今月のコラム -美容大国タイの新しい美容薬?-
おいしい食事やゴルフ、寺院、リゾート等たくさんの魅力のあるタイですが、美容大国としても知られています。ジェンダーの垣根の低さ等が理由といわれていますが、実際に暮らしてみると、美容医療が日本に比べて格段に手ごろな価格で提供されている影響もあってか、男女問わず、美容医療に対する垣根が低く、美容医療に対してオープンな印象を受けます。タイでは、定期的にプロモーションが行われるので、美容予約アプリやクリニックのSNS等をチェックして、適切なバウチャーを購入することで、極めてお得に様々な美容医療やスパを受けることができます。特に、ゾロ目の日等は、盛大なプロモーションが行われることが多く、筆者も先日、7月7日のプロモーションを利用して様々なバウチャーをお得に手に入れることができました。
美容大国といわれる背景には、美容医療のほかにも、スパやマッサージの充実や、タイコスメの流行等があります。タイコスメについては、価格の安さとタイの温暖な気候の中で開発されたことによる汗をかいても崩れない等の機能性から、近年、国外からも注目を集めているようです。私自身も実際に使用していますが、手ごろな価格のうえに、35度の暑さの中でスポーツをして汗をかいても全く崩れず、その機能性には驚かされています。
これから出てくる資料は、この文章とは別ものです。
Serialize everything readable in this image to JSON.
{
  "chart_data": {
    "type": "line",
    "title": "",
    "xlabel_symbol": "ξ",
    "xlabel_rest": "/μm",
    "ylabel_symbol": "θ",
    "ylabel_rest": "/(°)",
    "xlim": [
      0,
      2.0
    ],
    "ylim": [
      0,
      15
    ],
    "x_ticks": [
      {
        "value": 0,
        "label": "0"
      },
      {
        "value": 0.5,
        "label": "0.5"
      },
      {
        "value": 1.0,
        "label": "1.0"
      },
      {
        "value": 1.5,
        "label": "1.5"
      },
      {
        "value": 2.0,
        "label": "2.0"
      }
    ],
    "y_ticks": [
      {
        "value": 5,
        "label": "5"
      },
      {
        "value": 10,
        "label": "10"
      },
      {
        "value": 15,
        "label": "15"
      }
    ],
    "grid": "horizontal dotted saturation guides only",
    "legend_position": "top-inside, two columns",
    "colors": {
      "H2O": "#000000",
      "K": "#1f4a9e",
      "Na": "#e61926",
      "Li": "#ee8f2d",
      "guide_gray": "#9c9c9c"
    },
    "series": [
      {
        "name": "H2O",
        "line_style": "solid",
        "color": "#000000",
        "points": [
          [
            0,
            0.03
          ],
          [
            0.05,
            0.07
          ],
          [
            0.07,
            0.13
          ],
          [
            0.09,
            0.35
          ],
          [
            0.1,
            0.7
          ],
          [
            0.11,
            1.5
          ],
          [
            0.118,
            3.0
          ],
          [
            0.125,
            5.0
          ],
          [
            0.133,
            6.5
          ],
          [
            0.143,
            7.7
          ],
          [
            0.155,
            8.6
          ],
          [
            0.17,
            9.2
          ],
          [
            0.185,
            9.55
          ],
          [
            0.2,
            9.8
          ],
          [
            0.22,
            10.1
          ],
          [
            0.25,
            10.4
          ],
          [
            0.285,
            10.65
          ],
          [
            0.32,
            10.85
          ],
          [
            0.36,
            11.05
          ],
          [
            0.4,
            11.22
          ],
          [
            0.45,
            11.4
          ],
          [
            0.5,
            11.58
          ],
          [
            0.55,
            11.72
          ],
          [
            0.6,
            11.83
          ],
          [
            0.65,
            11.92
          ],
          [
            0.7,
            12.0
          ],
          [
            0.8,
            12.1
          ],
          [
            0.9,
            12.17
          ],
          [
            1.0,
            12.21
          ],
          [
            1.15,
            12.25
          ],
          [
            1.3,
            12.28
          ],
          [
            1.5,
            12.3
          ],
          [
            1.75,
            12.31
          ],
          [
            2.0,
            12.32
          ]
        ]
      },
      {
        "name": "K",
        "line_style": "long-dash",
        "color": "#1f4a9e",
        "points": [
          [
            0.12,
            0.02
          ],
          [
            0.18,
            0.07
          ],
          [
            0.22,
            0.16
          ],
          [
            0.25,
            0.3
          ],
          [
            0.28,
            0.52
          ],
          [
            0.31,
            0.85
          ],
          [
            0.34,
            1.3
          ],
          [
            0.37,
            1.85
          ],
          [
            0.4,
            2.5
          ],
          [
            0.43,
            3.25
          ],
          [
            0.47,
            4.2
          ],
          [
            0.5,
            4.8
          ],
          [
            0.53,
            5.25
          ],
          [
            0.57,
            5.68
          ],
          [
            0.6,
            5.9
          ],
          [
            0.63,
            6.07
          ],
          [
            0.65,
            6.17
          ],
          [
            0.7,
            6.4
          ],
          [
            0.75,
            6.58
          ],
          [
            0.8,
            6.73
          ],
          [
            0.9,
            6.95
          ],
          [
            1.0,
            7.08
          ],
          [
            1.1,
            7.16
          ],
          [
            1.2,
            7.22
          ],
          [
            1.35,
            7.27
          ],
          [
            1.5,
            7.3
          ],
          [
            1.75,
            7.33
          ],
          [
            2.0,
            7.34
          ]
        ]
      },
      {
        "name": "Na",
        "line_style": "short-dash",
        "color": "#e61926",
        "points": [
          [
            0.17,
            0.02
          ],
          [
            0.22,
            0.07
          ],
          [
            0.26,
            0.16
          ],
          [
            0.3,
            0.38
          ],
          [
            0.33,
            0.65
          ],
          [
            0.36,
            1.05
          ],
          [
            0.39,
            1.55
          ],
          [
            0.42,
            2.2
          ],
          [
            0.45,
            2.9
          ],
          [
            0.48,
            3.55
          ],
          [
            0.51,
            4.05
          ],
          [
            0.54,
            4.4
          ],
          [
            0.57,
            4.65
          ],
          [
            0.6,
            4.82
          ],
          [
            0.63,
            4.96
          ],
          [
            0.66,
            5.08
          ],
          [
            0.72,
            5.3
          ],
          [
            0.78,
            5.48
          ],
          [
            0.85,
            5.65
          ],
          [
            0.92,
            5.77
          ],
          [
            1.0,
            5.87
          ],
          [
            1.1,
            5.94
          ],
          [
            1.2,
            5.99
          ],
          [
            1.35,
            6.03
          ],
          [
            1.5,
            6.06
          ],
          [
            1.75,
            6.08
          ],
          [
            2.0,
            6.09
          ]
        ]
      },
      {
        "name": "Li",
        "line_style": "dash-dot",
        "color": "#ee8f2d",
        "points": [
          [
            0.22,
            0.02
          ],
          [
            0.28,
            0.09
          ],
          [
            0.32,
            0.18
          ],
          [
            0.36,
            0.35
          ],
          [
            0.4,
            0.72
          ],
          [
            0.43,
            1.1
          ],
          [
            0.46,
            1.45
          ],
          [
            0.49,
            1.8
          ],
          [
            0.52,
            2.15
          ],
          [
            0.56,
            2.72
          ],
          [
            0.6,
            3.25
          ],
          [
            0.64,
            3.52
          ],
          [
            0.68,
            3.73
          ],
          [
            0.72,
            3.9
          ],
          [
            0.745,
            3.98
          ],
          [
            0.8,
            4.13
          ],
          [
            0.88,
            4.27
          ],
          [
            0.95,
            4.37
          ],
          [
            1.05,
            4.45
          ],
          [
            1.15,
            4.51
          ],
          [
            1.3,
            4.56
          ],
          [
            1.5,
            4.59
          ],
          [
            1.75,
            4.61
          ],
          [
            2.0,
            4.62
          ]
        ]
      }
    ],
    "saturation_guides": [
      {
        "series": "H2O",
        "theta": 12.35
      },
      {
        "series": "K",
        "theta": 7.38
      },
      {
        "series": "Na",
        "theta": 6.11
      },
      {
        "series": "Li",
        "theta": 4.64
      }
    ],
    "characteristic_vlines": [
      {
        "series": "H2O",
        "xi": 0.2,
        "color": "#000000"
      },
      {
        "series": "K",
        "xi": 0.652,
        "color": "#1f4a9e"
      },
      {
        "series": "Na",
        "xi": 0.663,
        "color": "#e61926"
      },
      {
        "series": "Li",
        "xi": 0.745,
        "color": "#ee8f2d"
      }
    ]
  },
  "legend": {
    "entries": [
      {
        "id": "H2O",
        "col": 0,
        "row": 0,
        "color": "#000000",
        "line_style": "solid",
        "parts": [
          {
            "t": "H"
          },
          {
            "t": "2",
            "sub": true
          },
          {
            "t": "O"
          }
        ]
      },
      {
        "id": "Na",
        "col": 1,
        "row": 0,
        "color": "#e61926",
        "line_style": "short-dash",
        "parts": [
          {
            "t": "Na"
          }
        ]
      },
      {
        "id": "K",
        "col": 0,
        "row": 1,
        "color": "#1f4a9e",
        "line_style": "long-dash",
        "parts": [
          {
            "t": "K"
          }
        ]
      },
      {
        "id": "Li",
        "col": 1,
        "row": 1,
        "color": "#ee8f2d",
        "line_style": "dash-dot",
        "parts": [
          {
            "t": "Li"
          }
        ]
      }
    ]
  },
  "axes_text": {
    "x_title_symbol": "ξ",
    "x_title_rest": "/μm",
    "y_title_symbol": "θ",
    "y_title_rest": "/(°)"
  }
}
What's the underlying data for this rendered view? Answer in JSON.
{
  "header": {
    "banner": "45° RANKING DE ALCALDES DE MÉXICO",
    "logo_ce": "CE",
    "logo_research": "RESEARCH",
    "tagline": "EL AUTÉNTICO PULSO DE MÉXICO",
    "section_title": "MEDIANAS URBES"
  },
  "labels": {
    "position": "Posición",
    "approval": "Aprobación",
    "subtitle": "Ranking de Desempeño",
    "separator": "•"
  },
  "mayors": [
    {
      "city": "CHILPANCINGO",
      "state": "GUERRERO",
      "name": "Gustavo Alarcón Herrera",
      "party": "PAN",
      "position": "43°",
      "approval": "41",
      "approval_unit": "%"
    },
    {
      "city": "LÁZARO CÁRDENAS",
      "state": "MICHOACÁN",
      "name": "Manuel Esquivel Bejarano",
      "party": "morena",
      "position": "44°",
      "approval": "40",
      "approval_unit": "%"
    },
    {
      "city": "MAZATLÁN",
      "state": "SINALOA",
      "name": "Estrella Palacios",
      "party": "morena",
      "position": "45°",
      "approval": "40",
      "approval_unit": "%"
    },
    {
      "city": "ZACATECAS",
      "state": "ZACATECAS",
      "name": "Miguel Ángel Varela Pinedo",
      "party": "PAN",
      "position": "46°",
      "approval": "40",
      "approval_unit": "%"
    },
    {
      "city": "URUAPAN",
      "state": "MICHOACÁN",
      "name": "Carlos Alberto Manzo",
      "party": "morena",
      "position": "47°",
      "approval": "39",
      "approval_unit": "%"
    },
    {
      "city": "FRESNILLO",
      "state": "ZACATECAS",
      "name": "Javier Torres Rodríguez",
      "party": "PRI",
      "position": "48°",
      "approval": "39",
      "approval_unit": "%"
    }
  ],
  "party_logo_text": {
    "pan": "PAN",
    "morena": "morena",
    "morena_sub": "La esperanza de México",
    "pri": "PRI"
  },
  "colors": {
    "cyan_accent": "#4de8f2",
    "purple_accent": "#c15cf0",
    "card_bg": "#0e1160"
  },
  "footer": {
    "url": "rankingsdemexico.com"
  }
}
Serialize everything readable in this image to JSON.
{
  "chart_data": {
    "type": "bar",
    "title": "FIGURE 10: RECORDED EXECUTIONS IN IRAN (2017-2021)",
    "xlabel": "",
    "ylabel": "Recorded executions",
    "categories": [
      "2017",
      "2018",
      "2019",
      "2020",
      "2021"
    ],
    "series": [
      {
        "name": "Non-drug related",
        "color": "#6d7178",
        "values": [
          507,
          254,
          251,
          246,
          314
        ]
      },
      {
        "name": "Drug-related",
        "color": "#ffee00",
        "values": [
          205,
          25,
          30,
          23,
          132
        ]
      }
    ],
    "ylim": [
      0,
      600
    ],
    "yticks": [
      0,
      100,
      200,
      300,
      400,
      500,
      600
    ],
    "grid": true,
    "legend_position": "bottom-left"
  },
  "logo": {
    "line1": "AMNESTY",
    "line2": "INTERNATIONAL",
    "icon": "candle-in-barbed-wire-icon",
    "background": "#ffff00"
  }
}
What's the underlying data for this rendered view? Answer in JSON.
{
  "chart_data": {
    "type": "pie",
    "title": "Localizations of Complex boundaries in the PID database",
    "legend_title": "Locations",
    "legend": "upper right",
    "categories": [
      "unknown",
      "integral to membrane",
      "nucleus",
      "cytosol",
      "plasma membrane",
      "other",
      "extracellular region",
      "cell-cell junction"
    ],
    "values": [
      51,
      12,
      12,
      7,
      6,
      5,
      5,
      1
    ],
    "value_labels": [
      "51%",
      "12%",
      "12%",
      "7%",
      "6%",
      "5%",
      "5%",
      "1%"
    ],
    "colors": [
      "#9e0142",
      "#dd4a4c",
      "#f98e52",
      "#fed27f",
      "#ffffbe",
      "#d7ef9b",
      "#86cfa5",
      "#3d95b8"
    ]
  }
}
さて、美容で最も重要なことは睡眠といわれますが、最後に、タイで流行中の睡眠サポートグミについて紹介させていただければと思います。
1袋4個入りで40タイバーツ(約180円)、1回あたり2粒食べる形になります。
眠りが浅いことが悩みだった私も、気になって試してみたところ、すーっと眠りに落ちていきそのまま朝まで熟睡することができました。長く張り付いていた目の下のクマも消え、すっかり愛用しております。私のお気に入りは、コラーゲン入りのラズベリー味なのですが、そのほかにもグレープやマンゴー等の味があり、効果が強いものもあります。
なお、主な成分は、霊芝エキスやカモミールパウダーといったもので、危険な成分は含まれておりません。コンビニ等で売られておりますので、タイにいらした際には、ぜひ、試してみてください。
皆さんも、美容を堪能するタイ旅はいかがでしょうか。